Uluslararası basın ajansı Reuters ile gerçekleştirdiği röportajda Türkiye ziyareti sırasında konuşan Bowman, Türkiye’deki özel sektör şirketlerinin güçlü ve dirençli yapısından etkilendiklerini belirtirken aynı zamanda, “Ancak makroekonomik gelişmeler nedeniyle ciddi endişelerimiz var; çünkü makroekonomik istikrar her ülke için kritik öneme sahiptir” dedi.
Bowman, Türkiye ziyareti süresince Hazine, Enerji ve Çevre başta olmak üzere bakanlık, özel sektör ve hükümet yetkilileriyle bir araya gelerek yapıcı ve olumlu görüşmeler gerçekleştirdiklerini açıkladı.
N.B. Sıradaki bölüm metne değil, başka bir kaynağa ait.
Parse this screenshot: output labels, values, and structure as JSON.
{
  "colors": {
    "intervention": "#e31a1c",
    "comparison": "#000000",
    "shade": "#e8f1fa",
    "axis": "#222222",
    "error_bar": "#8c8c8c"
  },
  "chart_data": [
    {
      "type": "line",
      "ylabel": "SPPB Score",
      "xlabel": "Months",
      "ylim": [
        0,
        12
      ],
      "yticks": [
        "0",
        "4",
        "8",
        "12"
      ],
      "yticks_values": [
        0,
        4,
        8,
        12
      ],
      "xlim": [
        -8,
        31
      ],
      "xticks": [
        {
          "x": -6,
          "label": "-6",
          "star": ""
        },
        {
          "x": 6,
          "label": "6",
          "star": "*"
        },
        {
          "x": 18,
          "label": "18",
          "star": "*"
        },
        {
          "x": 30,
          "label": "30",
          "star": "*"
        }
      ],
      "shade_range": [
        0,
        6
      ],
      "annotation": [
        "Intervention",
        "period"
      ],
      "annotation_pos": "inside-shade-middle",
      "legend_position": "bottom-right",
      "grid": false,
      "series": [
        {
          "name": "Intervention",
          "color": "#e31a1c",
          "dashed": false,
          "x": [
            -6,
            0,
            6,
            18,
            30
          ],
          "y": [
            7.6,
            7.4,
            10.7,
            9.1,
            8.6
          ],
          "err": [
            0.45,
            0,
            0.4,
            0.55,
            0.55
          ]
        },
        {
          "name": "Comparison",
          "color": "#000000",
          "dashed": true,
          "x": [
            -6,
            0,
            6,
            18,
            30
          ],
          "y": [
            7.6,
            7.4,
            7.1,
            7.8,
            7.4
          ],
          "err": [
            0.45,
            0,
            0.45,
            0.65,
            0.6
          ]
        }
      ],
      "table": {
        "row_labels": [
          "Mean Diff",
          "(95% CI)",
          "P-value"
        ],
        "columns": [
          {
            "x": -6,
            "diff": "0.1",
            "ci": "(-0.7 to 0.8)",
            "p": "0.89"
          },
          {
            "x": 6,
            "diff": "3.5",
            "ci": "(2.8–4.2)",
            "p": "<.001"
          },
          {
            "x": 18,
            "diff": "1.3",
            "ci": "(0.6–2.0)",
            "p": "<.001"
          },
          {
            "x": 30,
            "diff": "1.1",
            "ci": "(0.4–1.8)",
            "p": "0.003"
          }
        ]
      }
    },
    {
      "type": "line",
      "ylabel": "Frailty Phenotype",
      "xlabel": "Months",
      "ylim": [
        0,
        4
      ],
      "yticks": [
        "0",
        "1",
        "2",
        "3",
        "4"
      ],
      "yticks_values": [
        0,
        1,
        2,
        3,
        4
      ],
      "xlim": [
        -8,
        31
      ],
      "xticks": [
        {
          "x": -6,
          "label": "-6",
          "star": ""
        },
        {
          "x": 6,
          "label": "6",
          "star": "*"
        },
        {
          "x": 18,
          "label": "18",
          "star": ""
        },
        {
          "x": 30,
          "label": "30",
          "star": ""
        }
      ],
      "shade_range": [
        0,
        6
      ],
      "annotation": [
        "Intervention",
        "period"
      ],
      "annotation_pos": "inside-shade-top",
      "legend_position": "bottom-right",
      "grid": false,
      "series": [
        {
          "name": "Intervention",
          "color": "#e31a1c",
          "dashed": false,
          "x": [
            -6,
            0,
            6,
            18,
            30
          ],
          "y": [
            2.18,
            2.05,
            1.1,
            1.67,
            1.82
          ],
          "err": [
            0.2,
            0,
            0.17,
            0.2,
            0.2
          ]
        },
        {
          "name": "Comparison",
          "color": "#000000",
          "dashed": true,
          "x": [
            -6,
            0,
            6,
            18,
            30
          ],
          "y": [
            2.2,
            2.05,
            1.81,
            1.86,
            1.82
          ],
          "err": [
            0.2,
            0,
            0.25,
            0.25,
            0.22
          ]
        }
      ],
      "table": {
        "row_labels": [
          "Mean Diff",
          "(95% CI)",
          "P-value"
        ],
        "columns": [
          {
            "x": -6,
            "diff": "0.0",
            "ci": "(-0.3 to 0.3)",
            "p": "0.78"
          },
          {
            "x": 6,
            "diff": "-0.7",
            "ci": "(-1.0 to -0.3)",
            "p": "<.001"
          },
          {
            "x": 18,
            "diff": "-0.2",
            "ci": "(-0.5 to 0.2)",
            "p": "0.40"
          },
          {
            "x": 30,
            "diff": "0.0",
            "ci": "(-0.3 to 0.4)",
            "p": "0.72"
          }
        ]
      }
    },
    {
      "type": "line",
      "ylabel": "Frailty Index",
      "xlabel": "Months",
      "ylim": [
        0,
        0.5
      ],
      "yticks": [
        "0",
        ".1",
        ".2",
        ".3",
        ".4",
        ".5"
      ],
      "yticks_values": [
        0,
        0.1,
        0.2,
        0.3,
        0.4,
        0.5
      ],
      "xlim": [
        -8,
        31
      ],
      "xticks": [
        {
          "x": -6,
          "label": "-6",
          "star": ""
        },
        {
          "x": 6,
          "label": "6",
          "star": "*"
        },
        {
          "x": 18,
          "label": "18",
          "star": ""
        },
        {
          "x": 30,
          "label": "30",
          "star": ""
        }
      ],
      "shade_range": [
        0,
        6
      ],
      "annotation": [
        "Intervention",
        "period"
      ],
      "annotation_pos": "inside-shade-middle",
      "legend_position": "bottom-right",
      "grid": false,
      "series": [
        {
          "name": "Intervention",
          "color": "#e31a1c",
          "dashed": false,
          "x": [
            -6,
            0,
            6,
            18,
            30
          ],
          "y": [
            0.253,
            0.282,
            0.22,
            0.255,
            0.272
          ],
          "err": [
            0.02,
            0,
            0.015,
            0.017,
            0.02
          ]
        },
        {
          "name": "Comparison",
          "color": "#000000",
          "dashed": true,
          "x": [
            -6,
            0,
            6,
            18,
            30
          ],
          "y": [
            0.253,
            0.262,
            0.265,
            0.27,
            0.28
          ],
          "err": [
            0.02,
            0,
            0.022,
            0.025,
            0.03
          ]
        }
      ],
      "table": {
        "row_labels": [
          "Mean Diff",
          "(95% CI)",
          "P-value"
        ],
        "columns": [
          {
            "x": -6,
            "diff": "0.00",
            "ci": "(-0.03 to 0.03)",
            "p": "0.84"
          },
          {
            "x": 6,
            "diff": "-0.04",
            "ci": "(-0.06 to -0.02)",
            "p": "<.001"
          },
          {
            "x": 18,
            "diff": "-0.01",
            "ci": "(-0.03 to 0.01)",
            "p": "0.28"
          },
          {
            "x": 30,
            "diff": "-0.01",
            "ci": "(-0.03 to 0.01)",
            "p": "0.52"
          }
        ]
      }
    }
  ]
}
Son dönemde alınan ekonomi politikaları, para politikası önlemleri ve mali sürdürülebilirlik için hükümetin çabalarını “doğru yönde atılmış adımlar” olarak değerlendiren Bowman, sözlerine şunları ekledi:
“Bu adımlar bizi cesaretlendiriyor, ancak makroekonomik istikrar ve politika kredibilitesini yeniden tesis etmek için hala zorluklarla karşı karşıyayız ve yapılması gereken çok iş var. Merkez Bankası (TCMB) politika faizini 250 baz puan artırarak %15’ten %17.5’e yükseltirken parasal sıkılaştırmaya devam edeceklerini taahhüt etti. Aynı zamanda, bütçe açığındaki artışla mücadele amacıyla bu ay birçok vergi artışı da yapıldı. Parlamentoda onaylanan ek bütçe, 1.12 trilyon TL yeni harcama içermektedir.”
Mark Bowman
EBRD Uzmanları Türkiye ekonomisindeki yüksek enflasyon ve rezervlerdeki düşüş gibi dengesizliklerin son derece ciddi bir endişe kaynağı olduğunu ve bankanın Türkiye’deki makroekonomik gelişmeleri titizlikle takip ettiğini belirtti.
EBRD’nin 2009 yılından bu yana Türkiye’deki toplam yatırımının 18 milyar euroyu aştığına dikkat çeken Bowman, bu yatırımların büyük bir bölümünün özel sektöre sağlandığını vurguladı. Türkiye’nin ekonomik istikrarının ve politika kredibilitesinin hem yerel hem de uluslararası yatırımcılar açısından büyük önem taşıdığına işaret etti.